What would Jesse Helms think of Trump
What distinguishes Donald Trump's presidency from a storm so far is essentially the sequence: First the rumble of thunder comes, then lightning strikes, albeit reliably and as predicted. Now it hits the National Endowment for the Arts, or NEA for short, the national American cultural fund, a federal agency that awards funds to cultural institutions. You can only be surprised by those who clung to the rumors that the NEA will be under the direction of Sylvester Stallone, the "Rambo" actor, as if that were the most serious thing that threatens. (Stallone, who was allegedly offered the post in December, refused to.)
The White House Budget Office now has sources of the New York Times according to a list of items that could be deleted, and on that list are the NEA and its sister foundation for the humanities, the National Endowment for the Humanities. Anyone who has talked to insiders of the American cultural scene about these prospects in the past few weeks has been faced with sighs or shrugs, often both at once: Trump will eventually have to redefine somewhere after he promised in the election campaign that he would cut public spending but at the same time want to invest more in the military.
Under these circumstances, the NEA was to some extent considered natural prey and grateful sacrifice. The savings would be comparatively ridiculous. It's about $ 148 million, with a budgeted budget of $ 4 trillion. Since then, critics have been calculating for the president on Twitter, which is likely to cost taxpayers a similar amount, for example Trump's regular court moves to his golf resort in Florida or the protection of New York's Trump Tower.

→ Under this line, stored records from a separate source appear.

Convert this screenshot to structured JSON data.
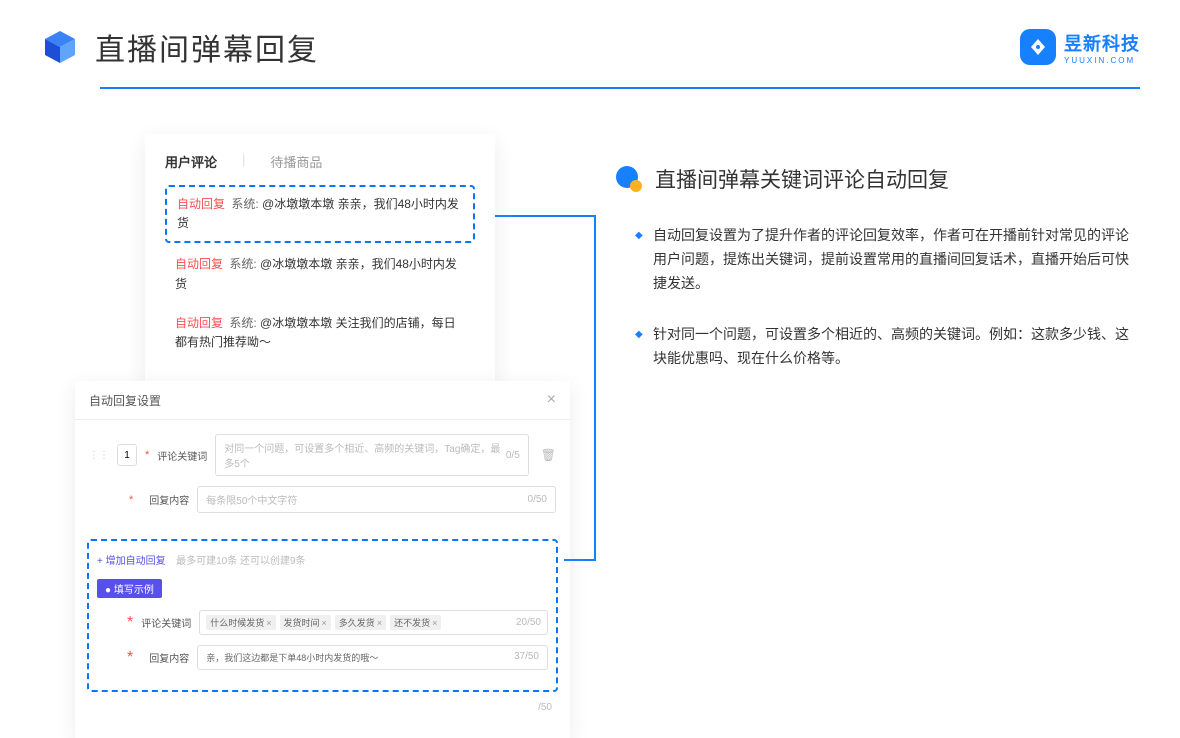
{
  "page_title": "直播间弹幕回复",
  "brand": {
    "name": "昱新科技",
    "domain": "YUUXIN.COM"
  },
  "tabs": {
    "comments": "用户评论",
    "products": "待播商品"
  },
  "comments": [
    {
      "tag": "自动回复",
      "sys": "系统:",
      "text": "@冰墩墩本墩 亲亲，我们48小时内发货"
    },
    {
      "tag": "自动回复",
      "sys": "系统:",
      "text": "@冰墩墩本墩 亲亲，我们48小时内发货"
    },
    {
      "tag": "自动回复",
      "sys": "系统:",
      "text": "@冰墩墩本墩 关注我们的店铺，每日都有热门推荐呦～"
    }
  ],
  "settings": {
    "title": "自动回复设置",
    "index": "1",
    "keyword_label": "评论关键词",
    "keyword_ph": "对同一个问题，可设置多个相近、高频的关键词，Tag确定，最多5个",
    "keyword_counter": "0/5",
    "content_label": "回复内容",
    "content_ph": "每条限50个中文字符",
    "content_counter": "0/50",
    "add_link": "+ 增加自动回复",
    "add_hint": "最多可建10条 还可以创建9条",
    "example_chip": "● 填写示例",
    "ex_keyword_label": "评论关键词",
    "ex_tags": [
      "什么时候发货",
      "发货时间",
      "多久发货",
      "还不发货"
    ],
    "ex_keyword_counter": "20/50",
    "ex_content_label": "回复内容",
    "ex_content_text": "亲，我们这边都是下单48小时内发货的哦～",
    "ex_content_counter": "37/50",
    "orphan_counter": "/50"
  },
  "section": {
    "title": "直播间弹幕关键词评论自动回复",
    "bullets": [
      "自动回复设置为了提升作者的评论回复效率，作者可在开播前针对常见的评论用户问题，提炼出关键词，提前设置常用的直播间回复话术，直播开始后可快捷发送。",
      "针对同一个问题，可设置多个相近的、高频的关键词。例如：这款多少钱、这块能优惠吗、现在什么价格等。"
    ]
  }
}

The capital at stake is at best symbolic in purely numerical terms. But it is also symbolic capital in the Bourdieuian sense; it touches on status issues. A former director of various American museums summed it up as follows: With the donations from the NEA alone he was never able to finance even a major exhibition; but when the NEA was on board, that helped to open other pots. In contrast to Europe with its tradition of state cultural welfare, high culture in the USA also rests on the foundation of private patronage.
The conservatives have been bothering each other at the NEA since the "culture wars" of the eighties
While European museum directors often find it unreasonable to beg their financial resources from wealthy patrons, their American colleagues are experienced professionals in this area. Under these circumstances, the commitment of a federal authority in which specialist committees decide on the grant has both something strange and nobility about it.
If Donald Trump, to whom the arts, as far as we know, are completely indifferent, apart from perhaps their potential to produce "celebrities", now puts the ax to the National Endowment for the Arts, then it is not least about symbolic capital, that it acquires from those who have always been bothered by it: America's Conservatives.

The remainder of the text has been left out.